Homestead’s mac and cheese is listed as a truffle mac, but even this truffle hound couldn’t really detect much of a truffle essence. I think it was for the better though, it would be gilding the lily on this rich sauce. Our waiter told us that the cheese sauce was made from SEVEN different cheese, including Blue, Cheddar and Parmesan. It shows: the flavor is complex and almost tastes as if there’s a bit of sherry hiding in there. I would say its closest cousin is the sauce at Blue Smoke, which is also very thick and rich.
And like Blue Smoke, Homestead also uses traditional elbow macaroni, which holds up well when your sauce is pretty viscous.

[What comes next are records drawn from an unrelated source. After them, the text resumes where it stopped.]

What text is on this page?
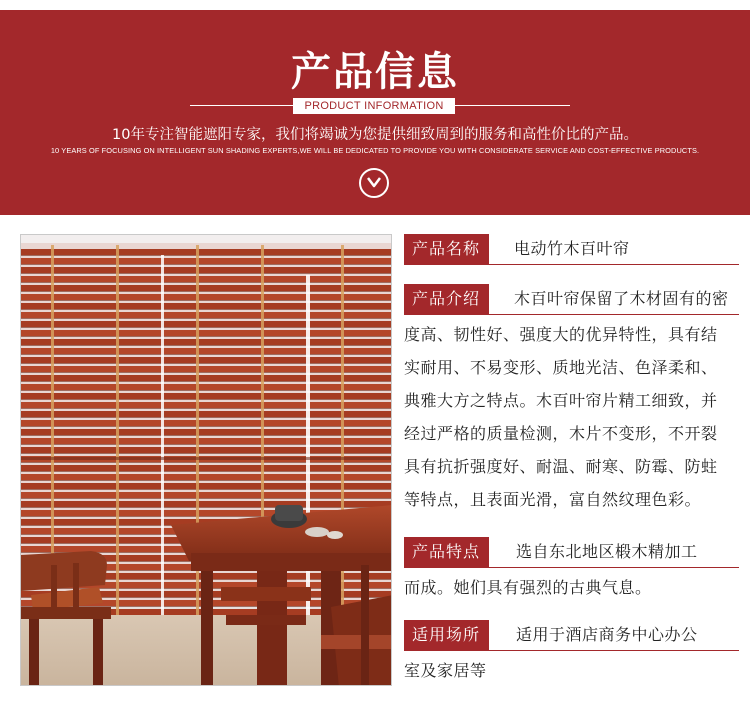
产品信息
PRODUCT INFORMATION
10年专注智能遮阳专家，我们将竭诚为您提供细致周到的服务和高性价比的产品。
10 YEARS OF FOCUSING ON INTELLIGENT SUN SHADING EXPERTS,WE WILL BE DEDICATED TO PROVIDE YOU WITH CONSIDERATE SERVICE AND COST-EFFECTIVE PRODUCTS.
产品名称 电动竹木百叶帘
产品介绍 木百叶帘保留了木材固有的密
度高、韧性好、强度大的优异特性，具有结
实耐用、不易变形、质地光洁、色泽柔和、
典雅大方之特点。木百叶帘片精工细致，并
经过严格的质量检测，木片不变形，不开裂
具有抗折强度好、耐温、耐寒、防霉、防蛀
等特点，且表面光滑，富自然纹理色彩。
产品特点 选自东北地区椴木精加工
而成。她们具有强烈的古典气息。
适用场所 适用于酒店商务中心办公
室及家居等
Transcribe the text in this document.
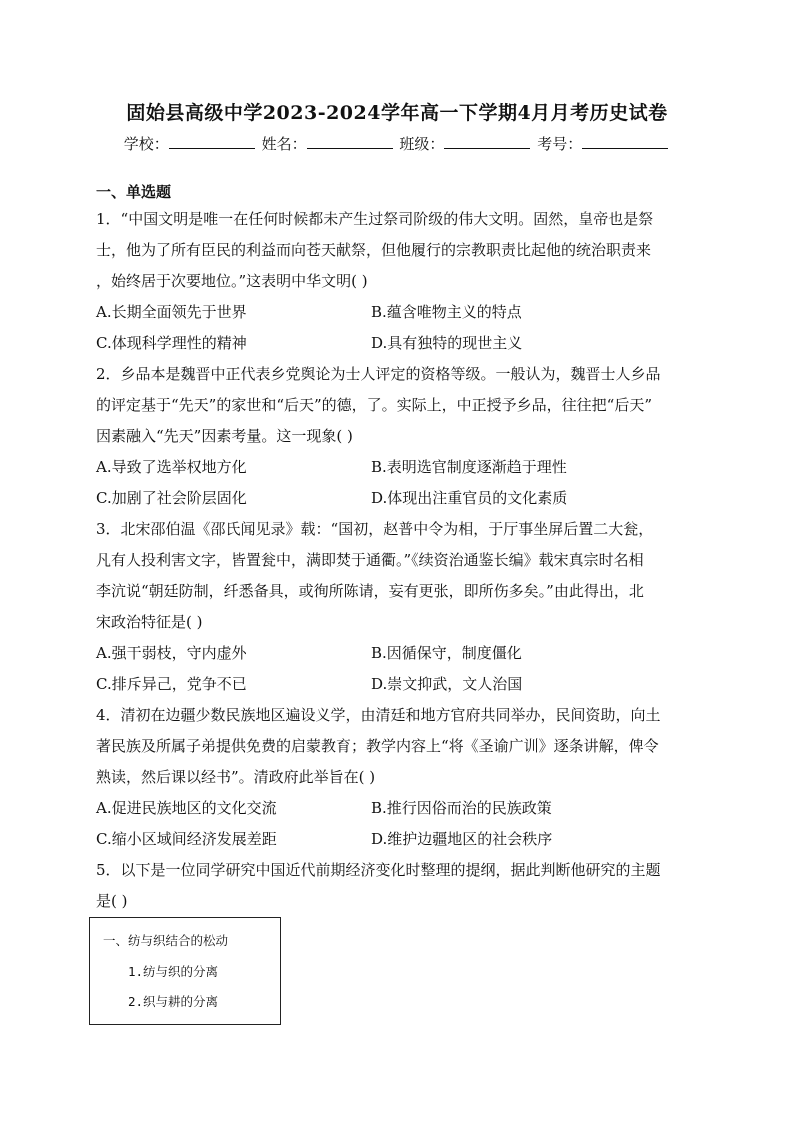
固始县高级中学2023-2024学年高一下学期4月月考历史试卷
学校：	姓名：	班级：	考号：
一、单选题
1．“中国文明是唯一在任何时候都未产生过祭司阶级的伟大文明。固然，皇帝也是祭
士，他为了所有臣民的利益而向苍天献祭，但他履行的宗教职责比起他的统治职责来
，始终居于次要地位。”这表明中华文明( )
A.长期全面领先于世界	B.蕴含唯物主义的特点
C.体现科学理性的精神	D.具有独特的现世主义
2．乡品本是魏晋中正代表乡党舆论为士人评定的资格等级。一般认为，魏晋士人乡品
的评定基于“先天”的家世和“后天”的德，了。实际上，中正授予乡品，往往把“后天”
因素融入“先天”因素考量。这一现象( )
A.导致了选举权地方化	B.表明选官制度逐渐趋于理性
C.加剧了社会阶层固化	D.体现出注重官员的文化素质
3．北宋邵伯温《邵氏闻见录》载：“国初，赵普中令为相，于厅事坐屏后置二大瓮，
凡有人投利害文字，皆置瓮中，满即焚于通衢。”《续资治通鉴长编》载宋真宗时名相
李沆说“朝廷防制，纤悉备具，或徇所陈请，妄有更张，即所伤多矣。”由此得出，北
宋政治特征是( )
A.强干弱枝，守内虚外	B.因循保守，制度僵化
C.排斥异己，党争不已	D.崇文抑武，文人治国
4．清初在边疆少数民族地区遍设义学，由清廷和地方官府共同举办，民间资助，向土
著民族及所属子弟提供免费的启蒙教育；教学内容上“将《圣谕广训》逐条讲解，俾令
熟读，然后课以经书”。清政府此举旨在( )
A.促进民族地区的文化交流	B.推行因俗而治的民族政策
C.缩小区域间经济发展差距	D.维护边疆地区的社会秩序
5．以下是一位同学研究中国近代前期经济变化时整理的提纲，据此判断他研究的主题
是( )
一、纺与织结合的松动
1.纺与织的分离
2.织与耕的分离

This is definitely a mac to be eaten as soon as it’s served — in a very pretty Staub pot, I might add — or else the sauce starts to thicken too much.
Overall, a winner.
Old Homestead, 56 9th Ave., 212-242-9040
photo credit: the illustrious alex reichek
If you live in New York, the Meatpacking district may not be your first top on a gastronomic tour. There’s a lot of untz-untz happening, even at lunchtime. And generally untz-untz and great food do not mix. Great champagne, though, that’s a different story.
One of my favorite macaroni and cheeses not just in New York, but in America is at Catch NYC, located right in the thick of boozy brunches and long lines at the Apple store. Chef Hung Huynh (you may remember him from his turn on Top Chef) adds a few ingredients that elevate his mac well beyond the norm: mascarpone and lobster. In fact, on the menu this dish is actually listed as macaroni and lobster cream. You can’t not order it with a name like that.
As you can see in the photo, this is a creamy, not necessarily a cheesy, mac. The chives and crunchy breadcrumbs are a wonderful complement to the chewy elbow pasta, which soaks up all of the rich and creamy lobster sauce. Mascarpone is an underrated cheese in the world of mac and cheese and I don’t think I’ve ever seen it utilized better than in this iteration. Plus, because of how well it melts in sauces, this may be a rich dish, but it won’t leave you feeling overly stuffed.
We’re headed into some chilly temperatures, from what I hear, but if you have the chance to try this mac while sitting out on lovely Catch patio (don’t worry, it’s elevated), do not pass it up.